Borowczyk is easily the equal of Bunuel in his ability to spring traps on the unwary, but the surfaces of his movies remain far fresher than Bunuel’s, which now (at least the ones in colour) seem a little stale and stagy. The Duke’s chateau is a character in itself, musty, distressed, shabby-chic, and Borowczyk’s set-dressing is brilliant and replete with symbolism – note the vitrine parked in a corner of the drawing room, which contains, like a religious relic, the torn and tattered corset of the Countess Romilda (the one reputed to have had congress with the hairy monster). Against this mouldering backdrop, riddled with secrets and forgotten codes, the three lusty young girls who feature in the story feel like a force for life, and that’s why their nude antics still give such satisfaction, even today when the internet is awash with naked ladies.
Lucy pleasuring herself with a rose and Countess Romilda (Sirpa Lane) shedding her clothes and her inhibitions in the woods are The Beast‘s two most scandalous set-pieces, but one shouldn’t overlook the role of Clarisse (Pascale Rivault), the Duke’s hippy chick daughter. The way in which she and Ifany (Hassane Fall), the well-endowed footman, are constantly interrupted in their sex games is presented as a throwaway running gag, but their eventual happy coupling makes a reassuring statement in a movie where relations between the sexes are on the whole strained. Oddly enough, these scenes also contain what are arguably the film’s most controversial moments, at least for modern tastes, the one example where Borowczyk really does seem to go too far.

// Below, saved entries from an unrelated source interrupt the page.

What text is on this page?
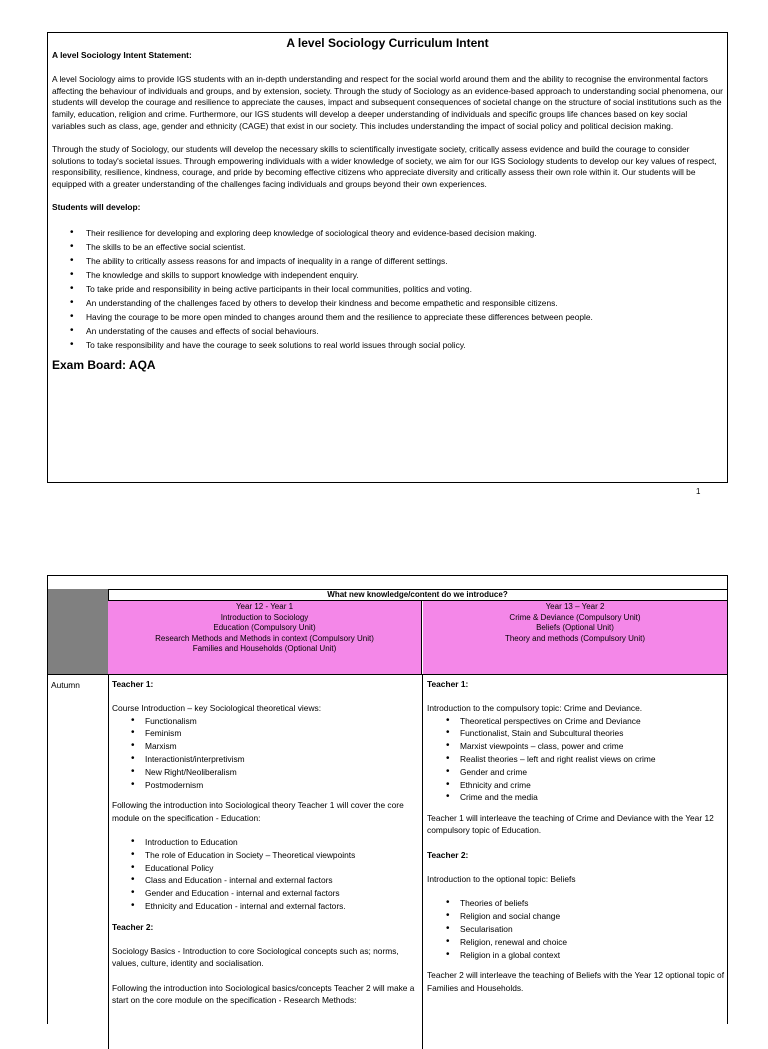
A level Sociology Curriculum Intent

A level Sociology Intent Statement:

A level Sociology aims to provide IGS students with an in-depth understanding and respect for the social world around them and the ability to recognise the environmental factors affecting the behaviour of individuals and groups, and by extension, society. Through the study of Sociology as an evidence-based approach to understanding social phenomena, our students will develop the courage and resilience to appreciate the causes, impact and subsequent consequences of societal change on the structure of social institutions such as the family, education, religion and crime. Furthermore, our IGS students will develop a deeper understanding of individuals and specific groups life chances based on key social variables such as class, age, gender and ethnicity (CAGE) that exist in our society. This includes understanding the impact of social policy and political decision making.

Through the study of Sociology, our students will develop the necessary skills to scientifically investigate society, critically assess evidence and build the courage to consider solutions to today's societal issues. Through empowering individuals with a wider knowledge of society, we aim for our IGS Sociology students to develop our key values of respect, responsibility, resilience, kindness, courage, and pride by becoming effective citizens who appreciate diversity and critically assess their own role within it. Our students will be equipped with a greater understanding of the challenges facing individuals and groups beyond their own experiences.

Students will develop:

• Their resilience for developing and exploring deep knowledge of sociological theory and evidence-based decision making.
• The skills to be an effective social scientist.
• The ability to critically assess reasons for and impacts of inequality in a range of different settings.
• The knowledge and skills to support knowledge with independent enquiry.
• To take pride and responsibility in being active participants in their local communities, politics and voting.
• An understanding of the challenges faced by others to develop their kindness and become empathetic and responsible citizens.
• Having the courage to be more open minded to changes around them and the resilience to appreciate these differences between people.
• An understating of the causes and effects of social behaviours.
• To take responsibility and have the courage to seek solutions to real world issues through social policy.
Exam Board: AQA
1
What new knowledge/content do we introduce?
Year 12 - Year 1
Introduction to Sociology
Education (Compulsory Unit)
Research Methods and Methods in context (Compulsory Unit)
Families and Households (Optional Unit)
Year 13 – Year 2
Crime & Deviance (Compulsory Unit)
Beliefs (Optional Unit)
Theory and methods (Compulsory Unit)
Autumn	Teacher 1:

Course Introduction – key Sociological theoretical views:

• Functionalism
• Feminism
• Marxism
• Interactionist/interpretivism
• New Right/Neoliberalism
• Postmodernism

Following the introduction into Sociological theory Teacher 1 will cover the core module on the specification - Education:

• Introduction to Education
• The role of Education in Society – Theoretical viewpoints
• Educational Policy
• Class and Education - internal and external factors
• Gender and Education - internal and external factors
• Ethnicity and Education - internal and external factors.

Teacher 2:

Sociology Basics - Introduction to core Sociological concepts such as; norms, values, culture, identity and socialisation.

Following the introduction into Sociological basics/concepts Teacher 2 will make a start on the core module on the specification - Research Methods:

Teacher 1:

Introduction to the compulsory topic: Crime and Deviance.

• Theoretical perspectives on Crime and Deviance
• Functionalist, Stain and Subcultural theories
• Marxist viewpoints – class, power and crime
• Realist theories – left and right realist views on crime
• Gender and crime
• Ethnicity and crime
• Crime and the media

Teacher 1 will interleave the teaching of Crime and Deviance with the Year 12 compulsory topic of Education.

Teacher 2:

Introduction to the optional topic: Beliefs

• Theories of beliefs
• Religion and social change
• Secularisation
• Religion, renewal and choice
• Religion in a global context

Teacher 2 will interleave the teaching of Beliefs with the Year 12 optional topic of Families and Households.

Without cutting, the camera tracks Clarisse from her bed, which she’s just shared with Ifany, to her wardrobe, which she opens, revealing two young children who have been hiding there the whole time (and later there’s a reversal where Clarisse and Ifany are now in the wardrobe and they creep out, naked, past the sleeping boy and girl). It’s a set-up that, these days, would earn the producers a furious phone call from children’s services.
That aside, this is one of those rare movies where every element is just right, the costumes, the decor, the casting. Guy Trejan, reptilian as the Duke, the force of repression who is trying to keep the chateau’s dirty secret under wraps; the great character actor Marcel Dalio (best known for La Regle du Jeu) as Rammendelo, the Duke’s rebellious yet decrepit uncle; and Lisbeth Hummel, who immerses herself in the more intimate moments of her role but also shows a fine flair for physical comedy as she stumbles and skids around the chateau in nothing but her fur coat in the film’s frantic conclusion.

The 2K transfer from the original 35mm camera negative is very good. There’s just a tiny flicker of grain across some of the faces on occasion, but the Duke’s chateau, the red walls, the dusky ormolu and old leather bindings all come up with a new vividness of hue and fidelity of texture. The exteriors have a lovely sense of depth; the forest scenes have a lively play of light, and the establishing shot of the chateau, when Lucy drives up to it, could have come out of Downton Abbey. The audio, too, has clarity and presence.

Also included on the disc is the short film Venus on the Half-Shell, a montage of erotic drawings which reveals Borowczyk’s peculiar obsession with snails.
Following on from their limited edition box set, Arrow have released five Walerian Borowczyk titles on Blu-ray: The Beast, Immoral Tales, Blanche, Goto Isle of Love and The Short Films & Theatre of Mr and Mrs Kabal.